Gold thread curtains line the windows.  The wooden floors creak and groan as we pad back and forth across them.  We leave the daybeds for the older couples and seat ourselves at the tables.

Outside the boat, granite outcrops, fishing poles, small long boats, sticks and other assorted flotsam adorn the waterway.  Onboard is the captain, what I assume is his wife and a second mate.

Noticing that no-one has taken advantage of the daybeds, Hannah, Erin, Dan and his Mum and I wander up the front of the boat to enjoy them, cracking open our beers and snacks.

The Mekong stretches lazily for over 4,000km and spans all the way from Tibet to Vietnam, with the lions share of it making its home in Laos.  In each of the countries it runs through, it is called something different – River of the Nine Dragons in Vietnam, Khong (Mother of the Waters) in Laos and Water of the Rocks in Tibet.

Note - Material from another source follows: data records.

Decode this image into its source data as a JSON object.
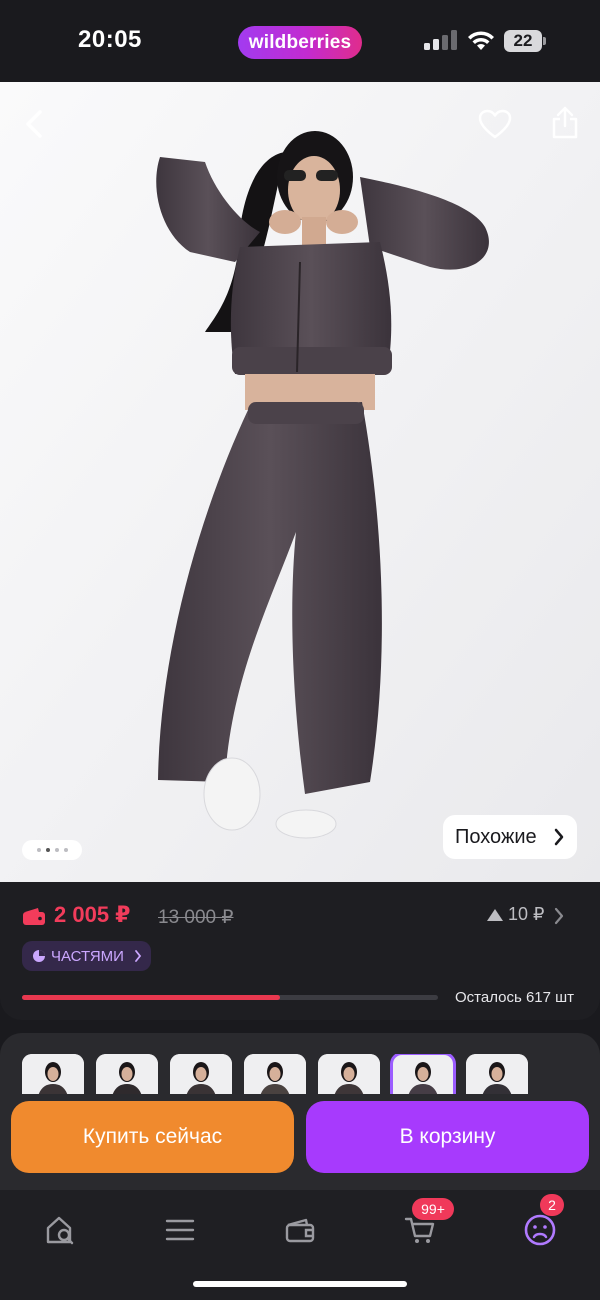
{
  "status_bar": {
    "time": "20:05",
    "brand": "wildberries",
    "battery": "22"
  },
  "photo": {
    "image_alt": "Woman in dark velour cropped zip hoodie and wide-leg pants",
    "similar_label": "Похожие",
    "dots_total": 4,
    "dots_active_index": 1
  },
  "price": {
    "current": "2 005 ₽",
    "old": "13 000 ₽",
    "change": "10 ₽",
    "installments_label": "ЧАСТЯМИ"
  },
  "stock": {
    "label": "Осталось 617 шт",
    "progress_fraction": 0.62
  },
  "thumbnails": {
    "count": 7,
    "selected_index": 5
  },
  "actions": {
    "buy_now": "Купить сейчас",
    "add_to_cart": "В корзину"
  },
  "tabbar": {
    "cart_badge": "99+",
    "profile_badge": "2"
  },
  "colors": {
    "accent_purple": "#a73afd",
    "accent_orange": "#f08a2e",
    "price_red": "#f23c5b",
    "brand_gradient_start": "#a23bf0",
    "brand_gradient_end": "#e02c8c"
  }
}
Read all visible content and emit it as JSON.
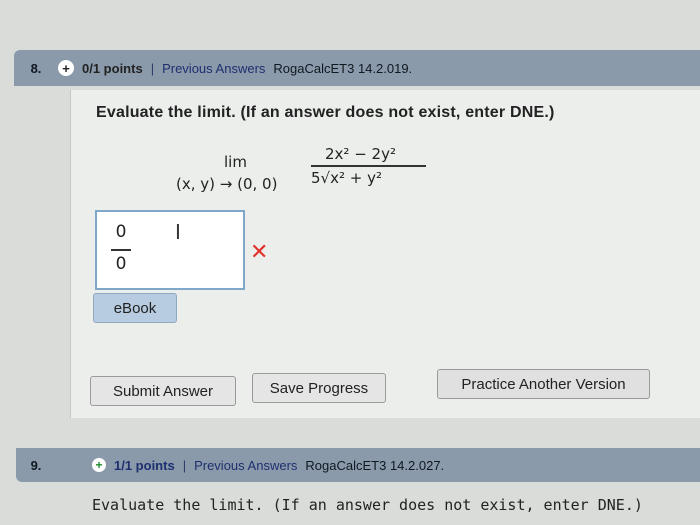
{
  "question8": {
    "number": "8.",
    "status_symbol": "+",
    "points": "0/1 points",
    "separator": "|",
    "previous_answers_link": "Previous Answers",
    "source": "RogaCalcET3 14.2.019.",
    "prompt": "Evaluate the limit. (If an answer does not exist, enter DNE.)",
    "limit": {
      "lim_word": "lim",
      "approach": "(x, y) → (0, 0)",
      "numerator": "2x² − 2y²",
      "denominator": "5√x² + y²"
    },
    "answer": {
      "top": "0",
      "bottom": "0"
    },
    "cursor_glyph": "I",
    "incorrect_mark": "✕",
    "ebook_label": "eBook",
    "submit_label": "Submit Answer",
    "save_label": "Save Progress",
    "practice_label": "Practice Another Version"
  },
  "question9": {
    "number": "9.",
    "status_symbol": "+",
    "points": "1/1 points",
    "separator": "|",
    "previous_answers_link": "Previous Answers",
    "source": "RogaCalcET3 14.2.027.",
    "prompt": "Evaluate the limit. (If an answer does not exist, enter DNE.)"
  },
  "colors": {
    "header_bar": "#8a9aab",
    "incorrect": "#e0322b",
    "correct": "#1e8a2a",
    "ebook_button": "#b7cce0"
  }
}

Late in the afternoon we arrive at Pakbeng, where we will be spending the night.  Our bags are loaded into a small lorry as we trudge up the hill to our guesthouse.  Pakbeng is a small town which probably only exists for its location as a halfway point between Chiang Khong and Luang Prabang.  Shops and guesthouses line the single road.

An attempt to visit the local markets ends with a downpour of rain.  Very few stalls remain open but we get to taste fresh tamarind and watch the local kids huddle from the rain.

Dinner is at the guesthouse restaurant but we head out for drinks a couple of doors down.  We call it a day when the Magoo’s rock up.